The AP Comp Gov Unit 5 progress check includes both MCQ and FRQ parts drawn from all 9 topics in the unit. The MCQ section tests your ability to interpret data, compare countries, and apply concepts like economic liberalization, supranational organizations, and demographic change. The FRQ part typically asks you to explain or compare how countries respond to globalization, adapt social policies, or manage natural resources. For matched practice on these exact topics, head to /ap-comp-gov/unit-5. Working through the progress check is one of the best ways to spot which topics, like 5.5 International and Supranational Organizations or 5.9 Impact of Natural Resources, need more review.
To practice AP Comp Gov Unit 5 FRQs, focus on the topics most likely to generate free-response questions: Political Responses to Global Market Forces (5.2), Policies and Economic Liberalization (5.4), International and Supranational Organizations (5.5), and Impact of Natural Resources (5.9). FRQs in this unit often ask you to explain a country's policy response, compare two countries' approaches to globalization, or analyze how economic development affects political systems. The most effective practice method is writing out full responses using real country examples, like China's economic liberalization or the EU as a supranational organization, then checking them against College Board scoring guidelines. You can find practice prompts and study materials at /ap-comp-gov/unit-5.
You can find AP Comp Gov Unit 5 practice questions, including multiple-choice and practice test sets, at /ap-comp-gov/unit-5. The MCQ practice there covers all 9 topics, from globalization and economic liberalization to demographic change and natural resources. For the most targeted prep, look for questions that ask you to compare country responses or interpret data on economic development, since those formats mirror what shows up on the real exam.

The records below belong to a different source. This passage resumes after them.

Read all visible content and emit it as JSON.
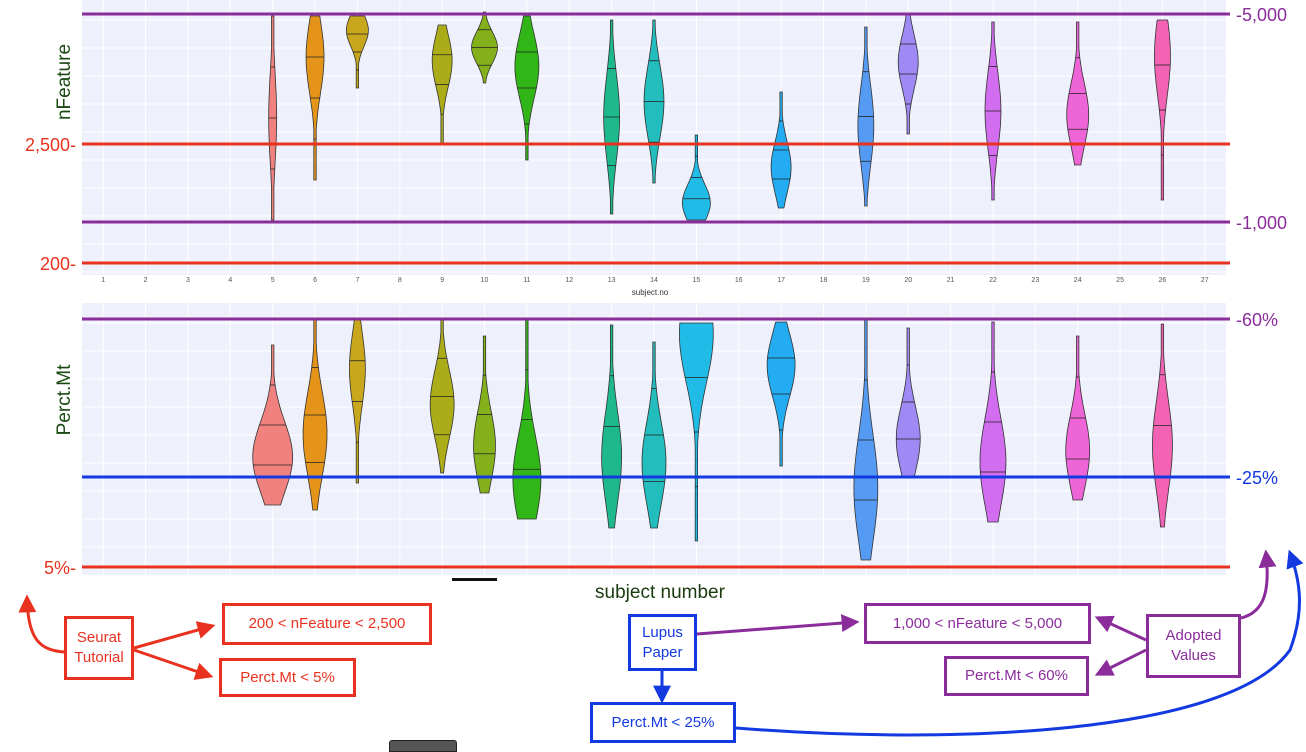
{
  "colors": {
    "seurat": "#e8321f",
    "lupus": "#1339e0",
    "adopted": "#8a2d9b",
    "panel_bg": "#eef1fb",
    "grid": "#ffffff",
    "ylabel": "#1a4a12"
  },
  "chart_data": [
    {
      "type": "violin",
      "title": "",
      "xlabel": "subject.no",
      "ylabel": "nFeature",
      "categories": [
        "1",
        "2",
        "3",
        "4",
        "5",
        "6",
        "7",
        "8",
        "9",
        "10",
        "11",
        "12",
        "13",
        "14",
        "15",
        "16",
        "17",
        "18",
        "19",
        "20",
        "21",
        "22",
        "23",
        "24",
        "25",
        "26",
        "27"
      ],
      "present_subjects": [
        "5",
        "6",
        "7",
        "9",
        "10",
        "11",
        "13",
        "14",
        "15",
        "17",
        "19",
        "20",
        "22",
        "24",
        "26"
      ],
      "left_tick_labels": [
        "2,500-",
        "200-"
      ],
      "right_tick_labels": [
        "-5,000",
        "-1,000"
      ],
      "thresholds": [
        {
          "label": "2,500-",
          "value": 2500,
          "side": "left",
          "color": "seurat"
        },
        {
          "label": "200-",
          "value": 200,
          "side": "left",
          "color": "seurat"
        },
        {
          "label": "-5,000",
          "value": 5000,
          "side": "right",
          "color": "adopted"
        },
        {
          "label": "-1,000",
          "value": 1000,
          "side": "right",
          "color": "adopted"
        }
      ],
      "grid": true
    },
    {
      "type": "violin",
      "title": "",
      "xlabel": "subject number",
      "ylabel": "Perct.Mt",
      "categories": [
        "1",
        "2",
        "3",
        "4",
        "5",
        "6",
        "7",
        "8",
        "9",
        "10",
        "11",
        "12",
        "13",
        "14",
        "15",
        "16",
        "17",
        "18",
        "19",
        "20",
        "21",
        "22",
        "23",
        "24",
        "25",
        "26",
        "27"
      ],
      "present_subjects": [
        "5",
        "6",
        "7",
        "9",
        "10",
        "11",
        "13",
        "14",
        "15",
        "17",
        "19",
        "20",
        "22",
        "24",
        "26"
      ],
      "left_tick_labels": [
        "5%-"
      ],
      "right_tick_labels": [
        "-60%",
        "-25%"
      ],
      "thresholds": [
        {
          "label": "5%-",
          "value": 5,
          "side": "left",
          "color": "seurat"
        },
        {
          "label": "-60%",
          "value": 60,
          "side": "right",
          "color": "adopted"
        },
        {
          "label": "-25%",
          "value": 25,
          "side": "right",
          "color": "lupus"
        }
      ],
      "grid": true
    }
  ],
  "annotations": {
    "seurat_label": "Seurat\nTutorial",
    "seurat_nfeature": "200 < nFeature < 2,500",
    "seurat_mt": "Perct.Mt < 5%",
    "lupus_label": "Lupus\nPaper",
    "lupus_mt": "Perct.Mt < 25%",
    "adopted_label": "Adopted\nValues",
    "adopted_nfeature": "1,000 < nFeature < 5,000",
    "adopted_mt": "Perct.Mt < 60%"
  }
}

Start by building a country-by-country chart for the six core countries covering their responses to globalization, economic liberalization policies, and demographic trends. That structure makes Unit 5 much more manageable because most questions ask you to compare or contrast countries. Here's a concrete plan: - **Topics 5.1-5.3:** Understand how global economic forces create political pressure, and how countries respond differently based on their regime type. - **Topics 5.4-5.5:** Know specific examples of economic liberalization (China's market reforms, Mexico's NAFTA participation) and how supranational organizations like the EU or IMF constrain or support national policy. - **Topics 5.6-5.9:** Connect social policy adaptation, industrialization, demographic shifts, and natural resource wealth to political outcomes in specific countries. Since this unit is 16-24% of the exam, it's worth spending real time on FRQ practice using country examples. Find study materials and practice sets at /ap-comp-gov/unit-5.